Award Details:
Award Type: Catalyst
Award #: C-074
Proposal Title: Transplanting a Prokaryotic Oscillator to Animals to Restore Circadian Clock Function
PI(s): Michael Rust (UChicago) and Ravi Allada (NU)
Award Amount: $250,000.00
Application Cycle: Round 21 (Spring 2016)
Award Start Date: August 1, 2016
Award End Date: July 31, 2018
Abstract:
Life on Earth evolved circadian clocks to optimally align behavior and physiology to the 24-hour environment. Molecular circadian oscillators are found in virtually all organs and tissues and disrupted circadian timing is a hallmark of cardiometabolic, oncological, and neuropsychiatric diseases. Major advances in understanding the fundamental biochemical basis of these circadian timers have been made, culminating in the ability to reconstitute a free running circadian oscillator in a test tube using only three cyanobacterial proteins.

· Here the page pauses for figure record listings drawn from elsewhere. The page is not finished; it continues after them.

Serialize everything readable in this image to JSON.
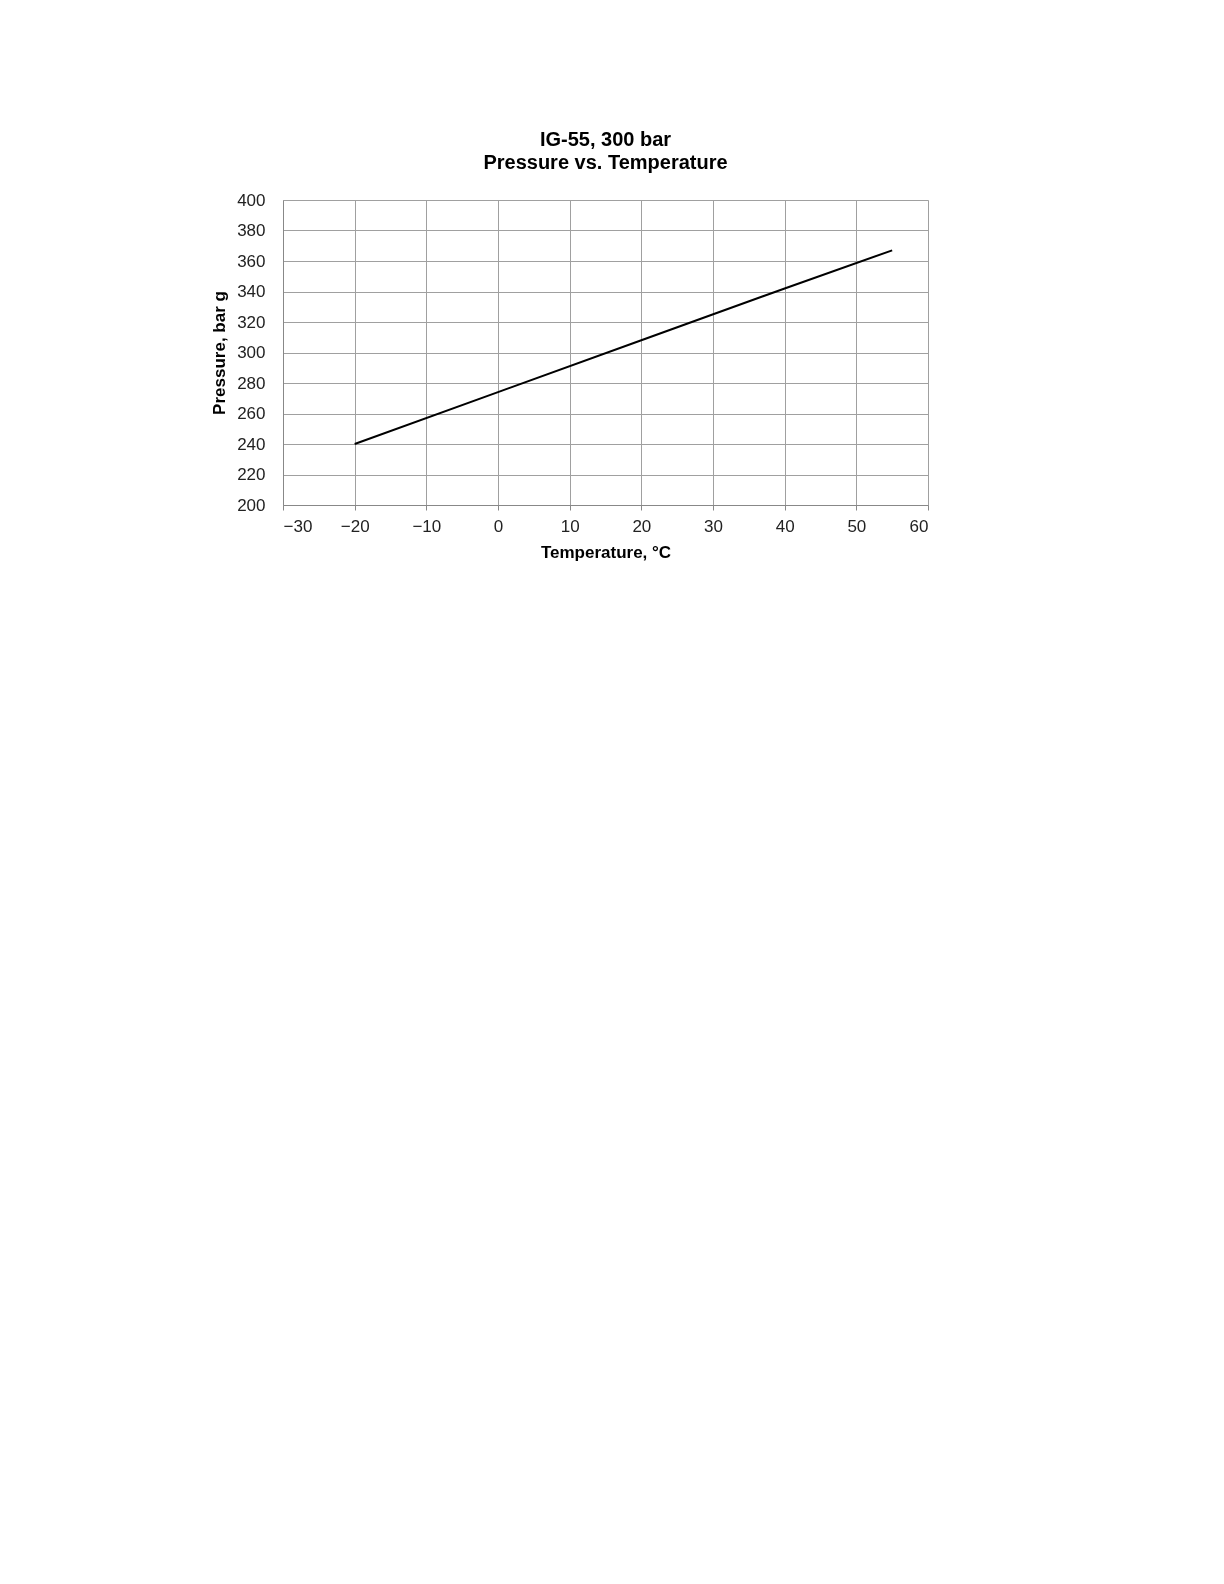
{
  "chart_data": {
    "type": "line",
    "title": "IG-55, 300 bar",
    "subtitle": "Pressure vs. Temperature",
    "xlabel": "Temperature, °C",
    "ylabel": "Pressure, bar g",
    "x": [
      -20,
      0,
      20,
      40,
      55
    ],
    "series": [
      {
        "color": "#000000",
        "values": [
          240,
          274,
          308,
          342,
          367
        ]
      }
    ],
    "xlim": [
      -30,
      60
    ],
    "xticks": [
      -30,
      -20,
      -10,
      0,
      10,
      20,
      30,
      40,
      50,
      60
    ],
    "ylim": [
      200,
      400
    ],
    "yticks": [
      200,
      220,
      240,
      260,
      280,
      300,
      320,
      340,
      360,
      380,
      400
    ],
    "grid": true,
    "marker": "none",
    "line_style": "solid"
  }
}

These discoveries in prokaryotes open up the possibility of applying synthetic biology approaches to recover and optimize circadian timing in animals using a transgenic oscillator network. Yet the transplantation of complex dynamic systems from prokaryotes to eukaryotes remains a major barrier. Building on our respective expertise in bacterial and animal clocks, we will engineer clock circuits based on bacterial oscillators, which we term “Kai-meras” to generate, restore and tune circadian rhythms in animals.